Activation of the MAPK/Akt/Nrf2-Egr1/HO-1-GCLc axis protects MG-63 osteosarcoma cells against 15d-PGJ(2)-mediated cell death

Despite considerable efforts to improve treatment modalities for osteosarcoma (OS), patient survival remains poor mainly due to pro-survival pathways in OS cells. Among others, prostaglandins (PGs) are the potent regulators of bone homoeostasis and OS pathophysiology. Therefore, the present study aimed to elucidate the impact of 15-deoxy-Δ(12,14)-PGJ(2) (15d-PGJ(2), a stable PGD(2) degradation product) on cell death/cell survival pathways in p53-deficient MG-63 OS cells. Our findings show that 15d-PGJ(2) induces generation of reactive oxygen species that promote p38 MAPK activation and subsequent Akt phosphorylation. This pathway induced nuclear expression of Nrf2 and Egr1, and increased transcription of haem oxygenase-1 (HO-1) and the catalytic subunit of glutamate cysteine ligase (GCLc), catalysing the first step in GSH synthesis. Silencing of Nrf2, Egr1 and HO-1 significantly elevated 15d-PGJ(2)-mediated reduction of cellular metabolic activity. Activation of cell survival genes including HO-1 and GCLc inhibited 15d-PGJ(2)-induced cleavage of pro-caspase-3 and PARP. Annexin V/propidium iodide staining showed an increase in early/late apoptotic cells in response to 15d-PGJ(2).
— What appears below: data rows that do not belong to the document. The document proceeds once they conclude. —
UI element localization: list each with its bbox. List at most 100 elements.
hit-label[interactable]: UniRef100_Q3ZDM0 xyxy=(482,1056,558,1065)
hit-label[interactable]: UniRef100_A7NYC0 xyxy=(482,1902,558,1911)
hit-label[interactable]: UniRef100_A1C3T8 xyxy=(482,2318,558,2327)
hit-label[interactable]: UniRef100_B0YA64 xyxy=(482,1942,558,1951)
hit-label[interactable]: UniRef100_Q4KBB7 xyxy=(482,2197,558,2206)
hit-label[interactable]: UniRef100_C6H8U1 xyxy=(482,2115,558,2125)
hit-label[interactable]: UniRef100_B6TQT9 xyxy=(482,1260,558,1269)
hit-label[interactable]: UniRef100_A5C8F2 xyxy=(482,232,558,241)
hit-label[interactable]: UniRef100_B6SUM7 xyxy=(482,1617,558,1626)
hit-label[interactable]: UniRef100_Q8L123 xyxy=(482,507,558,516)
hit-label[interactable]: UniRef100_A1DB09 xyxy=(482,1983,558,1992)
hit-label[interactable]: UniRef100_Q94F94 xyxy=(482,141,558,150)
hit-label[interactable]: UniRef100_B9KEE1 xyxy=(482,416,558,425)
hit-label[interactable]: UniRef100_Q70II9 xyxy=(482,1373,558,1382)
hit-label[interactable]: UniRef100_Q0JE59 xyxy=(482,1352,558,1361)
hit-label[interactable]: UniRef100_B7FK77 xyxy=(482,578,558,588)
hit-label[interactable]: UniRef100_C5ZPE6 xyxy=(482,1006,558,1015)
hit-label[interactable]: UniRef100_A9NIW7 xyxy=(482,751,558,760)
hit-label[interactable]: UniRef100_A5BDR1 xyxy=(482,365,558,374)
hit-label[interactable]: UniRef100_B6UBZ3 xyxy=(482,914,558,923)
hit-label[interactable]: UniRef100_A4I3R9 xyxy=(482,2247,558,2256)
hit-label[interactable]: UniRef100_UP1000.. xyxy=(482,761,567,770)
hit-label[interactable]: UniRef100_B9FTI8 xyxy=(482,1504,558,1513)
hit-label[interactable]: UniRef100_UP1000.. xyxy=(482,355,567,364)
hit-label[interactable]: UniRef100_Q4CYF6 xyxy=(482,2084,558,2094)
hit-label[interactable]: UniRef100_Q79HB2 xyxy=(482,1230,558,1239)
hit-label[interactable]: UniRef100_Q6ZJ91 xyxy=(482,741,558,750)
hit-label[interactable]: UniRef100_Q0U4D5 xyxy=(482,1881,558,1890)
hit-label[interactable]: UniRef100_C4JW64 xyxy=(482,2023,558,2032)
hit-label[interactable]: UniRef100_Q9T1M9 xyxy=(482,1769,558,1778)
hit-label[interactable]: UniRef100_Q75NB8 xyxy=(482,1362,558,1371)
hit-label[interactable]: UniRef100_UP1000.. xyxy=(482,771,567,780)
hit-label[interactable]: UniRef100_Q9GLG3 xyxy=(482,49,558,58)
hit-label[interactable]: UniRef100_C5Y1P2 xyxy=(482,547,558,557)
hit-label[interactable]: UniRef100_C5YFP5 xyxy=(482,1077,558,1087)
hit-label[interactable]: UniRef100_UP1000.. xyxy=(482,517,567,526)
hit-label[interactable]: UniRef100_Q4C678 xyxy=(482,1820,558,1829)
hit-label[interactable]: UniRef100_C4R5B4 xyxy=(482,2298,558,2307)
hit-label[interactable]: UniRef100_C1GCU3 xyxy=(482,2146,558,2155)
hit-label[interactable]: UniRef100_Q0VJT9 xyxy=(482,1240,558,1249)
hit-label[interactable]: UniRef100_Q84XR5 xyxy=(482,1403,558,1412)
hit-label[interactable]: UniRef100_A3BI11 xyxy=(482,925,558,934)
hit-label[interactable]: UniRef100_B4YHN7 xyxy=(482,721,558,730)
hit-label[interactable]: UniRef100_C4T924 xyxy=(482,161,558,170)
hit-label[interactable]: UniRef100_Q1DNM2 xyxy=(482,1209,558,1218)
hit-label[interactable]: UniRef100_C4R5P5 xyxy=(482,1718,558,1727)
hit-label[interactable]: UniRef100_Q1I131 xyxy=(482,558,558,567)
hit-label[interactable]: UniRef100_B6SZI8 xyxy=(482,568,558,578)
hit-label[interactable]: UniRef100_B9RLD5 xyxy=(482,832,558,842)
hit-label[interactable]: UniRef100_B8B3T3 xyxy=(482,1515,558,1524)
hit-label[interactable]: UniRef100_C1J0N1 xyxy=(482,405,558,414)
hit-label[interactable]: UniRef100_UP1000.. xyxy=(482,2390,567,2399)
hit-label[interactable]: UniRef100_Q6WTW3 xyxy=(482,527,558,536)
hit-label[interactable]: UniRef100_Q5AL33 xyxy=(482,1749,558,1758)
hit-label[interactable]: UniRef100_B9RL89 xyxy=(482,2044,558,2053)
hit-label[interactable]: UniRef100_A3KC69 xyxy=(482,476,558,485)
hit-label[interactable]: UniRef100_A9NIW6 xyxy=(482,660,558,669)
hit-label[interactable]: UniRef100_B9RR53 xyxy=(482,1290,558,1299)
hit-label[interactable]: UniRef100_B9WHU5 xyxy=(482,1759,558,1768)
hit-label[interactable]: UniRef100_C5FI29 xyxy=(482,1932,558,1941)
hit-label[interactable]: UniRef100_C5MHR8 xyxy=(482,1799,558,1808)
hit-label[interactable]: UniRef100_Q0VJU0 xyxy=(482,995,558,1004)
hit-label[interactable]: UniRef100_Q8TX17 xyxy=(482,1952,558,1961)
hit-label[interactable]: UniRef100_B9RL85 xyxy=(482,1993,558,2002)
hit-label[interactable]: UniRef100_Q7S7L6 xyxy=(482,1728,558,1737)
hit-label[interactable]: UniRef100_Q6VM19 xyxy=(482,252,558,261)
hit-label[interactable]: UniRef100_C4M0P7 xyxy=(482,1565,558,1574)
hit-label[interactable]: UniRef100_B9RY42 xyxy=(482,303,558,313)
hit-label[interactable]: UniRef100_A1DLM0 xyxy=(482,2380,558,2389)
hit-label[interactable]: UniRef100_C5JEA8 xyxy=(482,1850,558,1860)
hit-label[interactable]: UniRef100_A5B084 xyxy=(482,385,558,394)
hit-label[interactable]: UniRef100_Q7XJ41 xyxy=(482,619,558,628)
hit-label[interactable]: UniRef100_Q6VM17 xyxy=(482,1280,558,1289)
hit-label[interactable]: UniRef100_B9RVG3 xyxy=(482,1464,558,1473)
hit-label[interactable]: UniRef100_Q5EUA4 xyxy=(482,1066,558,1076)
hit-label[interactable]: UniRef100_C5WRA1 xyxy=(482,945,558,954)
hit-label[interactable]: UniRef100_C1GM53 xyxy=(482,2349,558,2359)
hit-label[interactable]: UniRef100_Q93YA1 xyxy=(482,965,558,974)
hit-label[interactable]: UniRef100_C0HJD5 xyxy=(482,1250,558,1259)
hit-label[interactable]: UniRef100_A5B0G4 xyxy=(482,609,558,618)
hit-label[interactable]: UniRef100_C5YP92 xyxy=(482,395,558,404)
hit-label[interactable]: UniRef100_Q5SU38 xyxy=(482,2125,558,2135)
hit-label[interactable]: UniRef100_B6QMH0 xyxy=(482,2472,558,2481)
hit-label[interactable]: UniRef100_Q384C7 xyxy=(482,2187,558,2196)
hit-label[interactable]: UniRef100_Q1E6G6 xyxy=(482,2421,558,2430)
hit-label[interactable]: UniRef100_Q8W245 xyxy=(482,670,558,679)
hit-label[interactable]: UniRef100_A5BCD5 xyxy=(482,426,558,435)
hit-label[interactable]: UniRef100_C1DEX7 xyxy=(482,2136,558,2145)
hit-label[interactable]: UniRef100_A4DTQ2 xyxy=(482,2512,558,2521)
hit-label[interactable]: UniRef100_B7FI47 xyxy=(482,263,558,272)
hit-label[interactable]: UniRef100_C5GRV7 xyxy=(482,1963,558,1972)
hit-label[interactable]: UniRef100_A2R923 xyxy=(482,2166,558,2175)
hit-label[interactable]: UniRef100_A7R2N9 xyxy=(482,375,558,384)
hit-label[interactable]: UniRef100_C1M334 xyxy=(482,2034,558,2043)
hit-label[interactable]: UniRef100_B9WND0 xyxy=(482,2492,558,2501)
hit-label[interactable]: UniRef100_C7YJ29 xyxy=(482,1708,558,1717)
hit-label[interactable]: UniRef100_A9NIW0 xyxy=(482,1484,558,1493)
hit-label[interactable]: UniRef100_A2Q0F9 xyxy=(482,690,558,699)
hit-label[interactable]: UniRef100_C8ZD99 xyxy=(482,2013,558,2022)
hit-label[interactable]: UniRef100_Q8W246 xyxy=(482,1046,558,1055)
The observed 15d-PGJ(2)-mediated signalling events are independent of PGD(2) receptors (DP1 and DP2) and PPARγ. In addition, the electrophilic carbon atom C9 is a prerequisite for the observed activity of 15d-PGJ(2). The present data show that the intracellular redox imbalance acted as a node and triggered both death and survival pathways in response to 15d-PGJ(2). Pharmacological or genetic interference of the pro-survival pathway, the p38 MAPK/Akt/Nrf2-Egr1/HO-1-GCLc axis, sensitizes MG-63 cells towards 15d-PGJ(2)-mediated apoptosis.